Monastery of Saint Christopher
- Monastery church

Monastery information
- Order: Serbian Orthodox
- Denomination: Serbian Orthodox Church
- Established: 1280
- Reestablished: 2014
- Dedication: Saint Christopher
- Consecrated: 4 October 2015
- Archdiocese: Archdiocese of Belgrade and Karlovci

People
- Founder: King Dragutin
- Abbess: Justina

Architecture
- Functional status: Active
- Style: Morava school
- Groundbreaking: 12 November 2014

Site
- Location: Mislođin
- Country: Serbia
- Coordinates: 44°38′30″N 20°14′25″E﻿ / ﻿44.6417°N 20.2402°E
- Visible remains: Foundations of the older church and fragments of frescoes
- Public access: yes

= St. Christopher Monastery =

Serbian Orthodox monastery in Mislođin, Serbia

The Monastery of Saint Christopher (Манастир Светог Христофора) is a Serbian Orthodox monastery located in the village of Mislođin within the City Municipality of Obrenovac, in Belgrade, Serbia. It belongs to the Archdiocese of Belgrade and Karlovci of the Serbian Orthodox Church. The monastery church was built over the remains of an earlier triconchal church, whose foundations are preserved within a crypt beneath the present structure.

== Tradition ==
According to tradition, a Christian church existed in the area of present-day Mislođin during Roman times, and in the 13th century, King Dragutin used its building materials to construct the Monastery of Saint Christopher. Historically, the monastery owned the villages of Mislođin and Jasenak, part of Barič, watermills on the Kolubara River, fishponds at Jezero and Barič, beehives at Kovančine, and vineyards in Jasenak.

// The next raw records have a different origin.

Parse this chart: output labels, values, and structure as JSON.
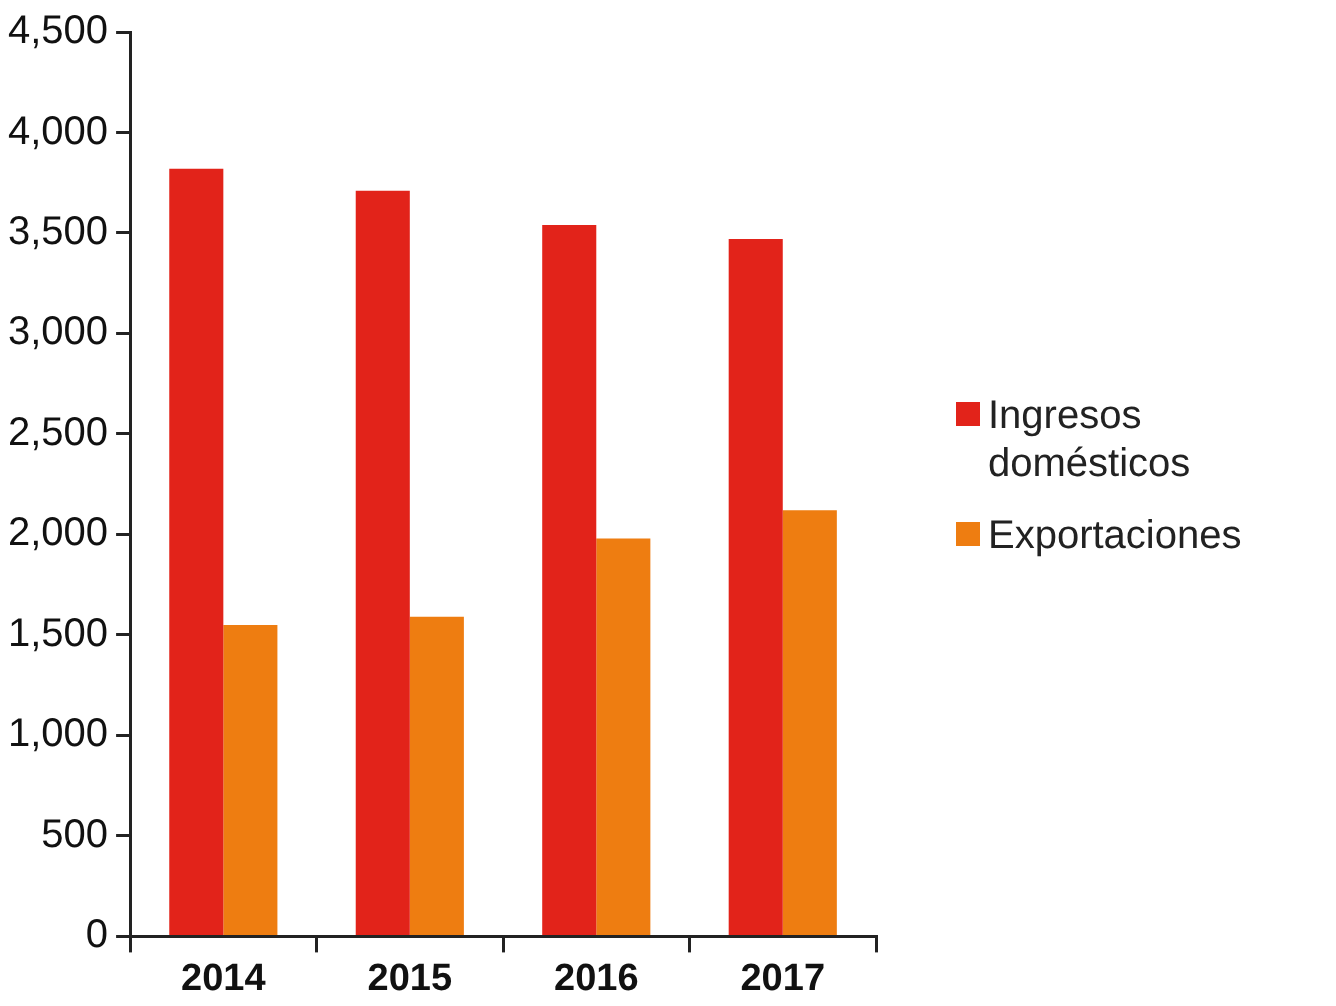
{
  "chart_data": {
    "type": "bar",
    "categories": [
      "2014",
      "2015",
      "2016",
      "2017"
    ],
    "series": [
      {
        "name": "Ingresos domésticos",
        "color": "#e2231a",
        "values": [
          3820,
          3710,
          3540,
          3470
        ]
      },
      {
        "name": "Exportaciones",
        "color": "#ee7d11",
        "values": [
          1550,
          1590,
          1980,
          2120
        ]
      }
    ],
    "ylim": [
      0,
      4500
    ],
    "yticks": [
      0,
      500,
      {
        "value": 1000,
        "label": "1,000"
      },
      {
        "value": 1500,
        "label": "1,500"
      },
      {
        "value": 2000,
        "label": "2,000"
      },
      {
        "value": 2500,
        "label": "2,500"
      },
      {
        "value": 3000,
        "label": "3,000"
      },
      {
        "value": 3500,
        "label": "3,500"
      },
      {
        "value": 4000,
        "label": "4,000"
      },
      {
        "value": 4500,
        "label": "4,500"
      }
    ],
    "grid": false,
    "legend": "right"
  }
}
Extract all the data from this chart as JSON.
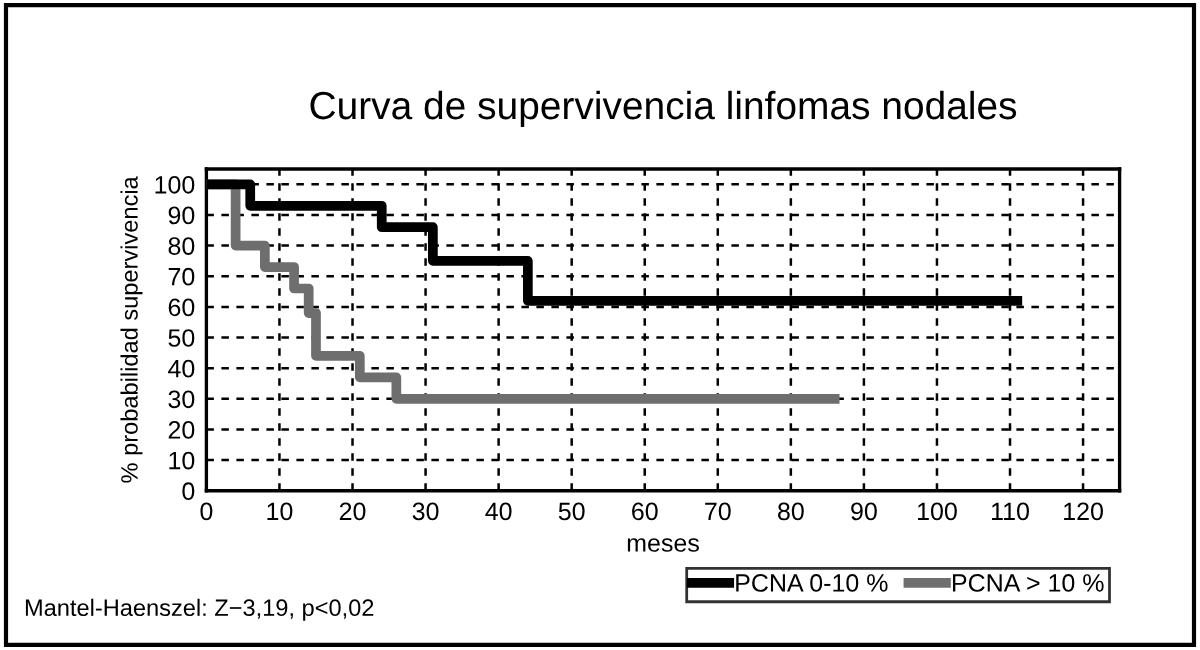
{
  "chart_data": {
    "type": "step",
    "title": "Curva de supervivencia linfomas nodales",
    "xlabel": "meses",
    "ylabel": "% probabilidad supervivencia",
    "series": [
      {
        "name": "PCNA 0-10 %",
        "color": "#000000",
        "x": [
          0,
          6,
          24,
          31,
          44,
          111
        ],
        "values": [
          100,
          93,
          86,
          75,
          62,
          62
        ]
      },
      {
        "name": "PCNA > 10 %",
        "color": "#6e6e6e",
        "x": [
          0,
          4,
          8,
          12,
          14,
          15,
          21,
          26,
          86
        ],
        "values": [
          100,
          80,
          73,
          66,
          58,
          44,
          37,
          30,
          30
        ]
      }
    ],
    "xlim": [
      0,
      125
    ],
    "xticks": [
      0,
      10,
      20,
      30,
      40,
      50,
      60,
      70,
      80,
      90,
      100,
      110,
      120
    ],
    "ylim": [
      0,
      105
    ],
    "yticks": [
      0,
      10,
      20,
      30,
      40,
      50,
      60,
      70,
      80,
      90,
      100
    ],
    "grid": true,
    "legend": "bottom right",
    "line_style": "solid",
    "annotations": [
      "Mantel-Haenszel: Z−3,19, p<0,02"
    ]
  }
}
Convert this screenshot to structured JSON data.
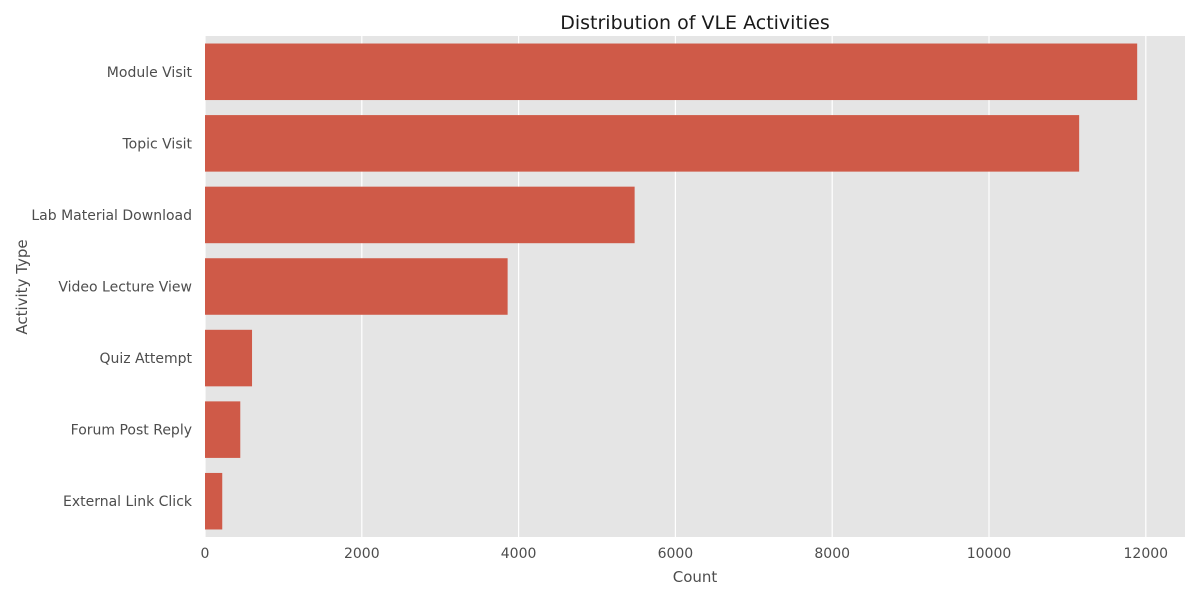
{
  "chart_data": {
    "type": "bar",
    "orientation": "horizontal",
    "title": "Distribution of VLE Activities",
    "xlabel": "Count",
    "ylabel": "Activity Type",
    "categories": [
      "Module Visit",
      "Topic Visit",
      "Lab Material Download",
      "Video Lecture View",
      "Quiz Attempt",
      "Forum Post Reply",
      "External Link Click"
    ],
    "values": [
      11890,
      11150,
      5480,
      3860,
      600,
      450,
      220
    ],
    "xlim": [
      0,
      12500
    ],
    "xticks": [
      "0",
      "2000",
      "4000",
      "6000",
      "8000",
      "10000",
      "12000"
    ],
    "grid": true,
    "colors": {
      "bar": "#cf5a48",
      "plot_background": "#e5e5e5",
      "grid": "#ffffff"
    }
  }
}
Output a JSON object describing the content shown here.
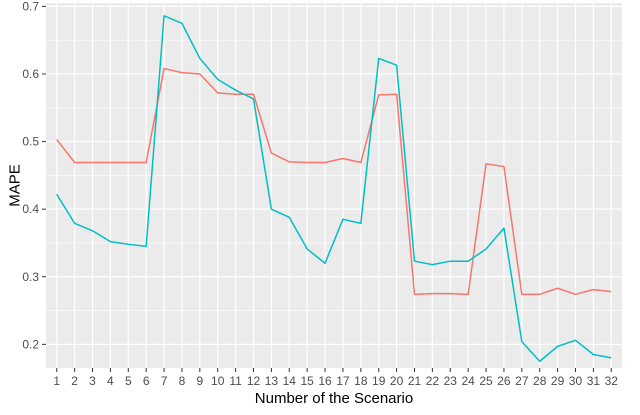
{
  "chart_data": {
    "type": "line",
    "title": "",
    "xlabel": "Number of the Scenario",
    "ylabel": "MAPE",
    "x": [
      "1",
      "2",
      "3",
      "4",
      "5",
      "6",
      "7",
      "8",
      "9",
      "10",
      "11",
      "12",
      "13",
      "14",
      "15",
      "16",
      "17",
      "18",
      "19",
      "20",
      "21",
      "22",
      "23",
      "24",
      "25",
      "26",
      "27",
      "28",
      "29",
      "30",
      "31",
      "32"
    ],
    "ylim": [
      0.165,
      0.705
    ],
    "yticks": [
      0.2,
      0.3,
      0.4,
      0.5,
      0.6,
      0.7
    ],
    "grid": true,
    "legend": "none",
    "series": [
      {
        "color": "#F8766D",
        "values": [
          0.503,
          0.469,
          0.469,
          0.469,
          0.469,
          0.469,
          0.608,
          0.602,
          0.6,
          0.572,
          0.57,
          0.57,
          0.483,
          0.47,
          0.469,
          0.469,
          0.475,
          0.469,
          0.569,
          0.57,
          0.274,
          0.275,
          0.275,
          0.274,
          0.467,
          0.463,
          0.274,
          0.274,
          0.283,
          0.274,
          0.281,
          0.278
        ]
      },
      {
        "color": "#00BFC4",
        "values": [
          0.422,
          0.379,
          0.368,
          0.352,
          0.348,
          0.345,
          0.686,
          0.675,
          0.623,
          0.592,
          0.576,
          0.563,
          0.4,
          0.388,
          0.341,
          0.32,
          0.385,
          0.379,
          0.623,
          0.613,
          0.323,
          0.318,
          0.323,
          0.323,
          0.341,
          0.372,
          0.204,
          0.175,
          0.197,
          0.206,
          0.185,
          0.18
        ]
      }
    ]
  }
}
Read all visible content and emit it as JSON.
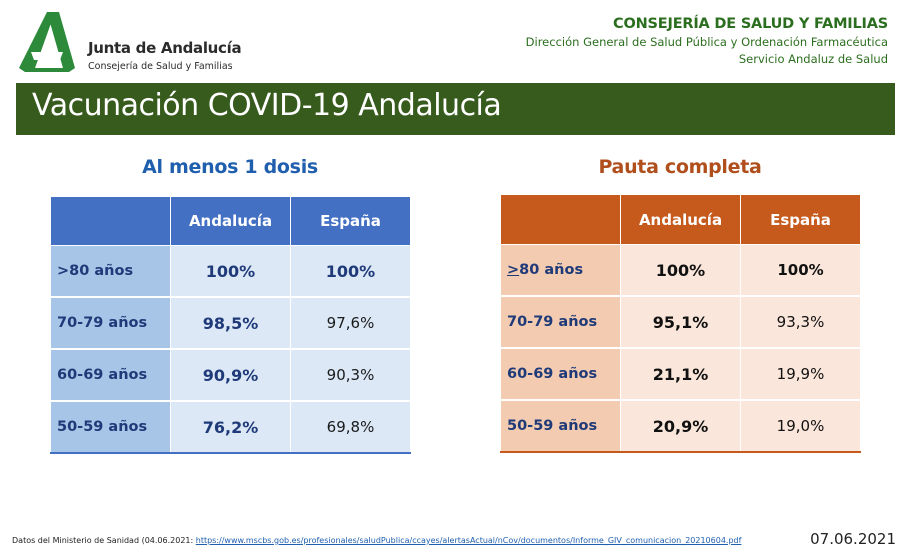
{
  "logo": {
    "icon": "junta-andalucia-logo-icon",
    "title": "Junta de Andalucía",
    "subtitle": "Consejería de Salud y Familias",
    "color": "#2c8a3a"
  },
  "org": {
    "title": "CONSEJERÍA DE SALUD Y FAMILIAS",
    "line1": "Dirección General de Salud Pública y Ordenación Farmacéutica",
    "line2": "Servicio Andaluz de Salud"
  },
  "banner": {
    "title": "Vacunación COVID-19 Andalucía"
  },
  "table1": {
    "heading": "Al menos 1 dosis",
    "col1": "Andalucía",
    "col2": "España",
    "rows": [
      {
        "label": ">80 años",
        "andalucia": "100%",
        "espana": "100%"
      },
      {
        "label": "70-79 años",
        "andalucia": "98,5%",
        "espana": "97,6%"
      },
      {
        "label": "60-69 años",
        "andalucia": "90,9%",
        "espana": "90,3%"
      },
      {
        "label": "50-59 años",
        "andalucia": "76,2%",
        "espana": "69,8%"
      }
    ]
  },
  "table2": {
    "heading": "Pauta completa",
    "col1": "Andalucía",
    "col2": "España",
    "rows": [
      {
        "label_symbol": ">",
        "label_rest": "80 años",
        "andalucia": "100%",
        "espana": "100%"
      },
      {
        "label": "70-79 años",
        "andalucia": "95,1%",
        "espana": "93,3%"
      },
      {
        "label": "60-69 años",
        "andalucia": "21,1%",
        "espana": "19,9%"
      },
      {
        "label": "50-59 años",
        "andalucia": "20,9%",
        "espana": "19,0%"
      }
    ]
  },
  "footer": {
    "source_prefix": "Datos del Ministerio de Sanidad (04.06.2021: ",
    "source_link": "https://www.mscbs.gob.es/profesionales/saludPublica/ccayes/alertasActual/nCov/documentos/Informe_GIV_comunicacion_20210604.pdf",
    "date": "07.06.2021"
  },
  "colors": {
    "banner": "#375b1d",
    "org_text": "#2c6e1f",
    "table1_header": "#4470c4",
    "table2_header": "#c55a1c"
  }
}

The monastery was destroyed in 1521 during the advance of the Ottoman army from Šabac toward Belgrade. The church is mentioned in 16th-century historical sources; the census of imperial hass lands in the Belgrade nahiye from 1560 records the Monastery of Saint Christopher near the village of Barič. It was destroyed for the final time during Habsburg–Ottoman conflicts in the 18th century. Materials from its ruins and tombstones were used in 1824 to build the old church in Palež (Obrenovac), and when a new church was erected, these materials were subsequently transferred to build the church in Barič in 1868.

== Remains of the earlier church ==
Since 1966, following archaeological research by the Belgrade City Museum, it has been determined that the church was built in the 15th century during the reign of Despot Stefan Lazarević and renovated in the second half of the 16th century. Based on its triconchal plan, the Monastery of Saint Christopher is associated with the Morava school style of architecture in central Serbia.

The remains of the earlier sacral building are located on a slope facing the Bačevački stream and have been excavated and conserved. Built from brick with thick mortar joints, the walls of the nave are only partially preserved, while the altar apse is completely destroyed. Fragments of frescoes survive in the left conch and on the western wall of the narthex. Based on its ground plan and construction materials, the church dates to a later period rather than the 13th century, representing a modest village church of the medieval era.

== Renewal of the monastery ==
The restoration of the monastery was initiated by nun Justina (now the abbess of the monastery), who arrived in Serbia from Canada at the end of 2010 at the behest of Metropolitan Amfilohije. Upon her arrival, she found the site overgrown with brush and the remaining structure reduced to bare walls without basic amenities. She oversaw the clearing of the site, the construction of an access road, and the acquisition of the necessary funds and permits.

Following the completion of project documentation and regulatory approval, construction of the new church began on 12 November 2014, funded largely by donor (*ktetor*) Ljubinka Pejica, on the feast day of Saint King Dragutin. During the excavation of the new foundations, the relics of martyred monks were uncovered and are now preserved in a reliquary within the crypt of the monastery church.

The monastery church was consecrated on 4 October 2015 by Irinej, Serbian Patriarch, in the presence of clergy, donors, and numerous believers.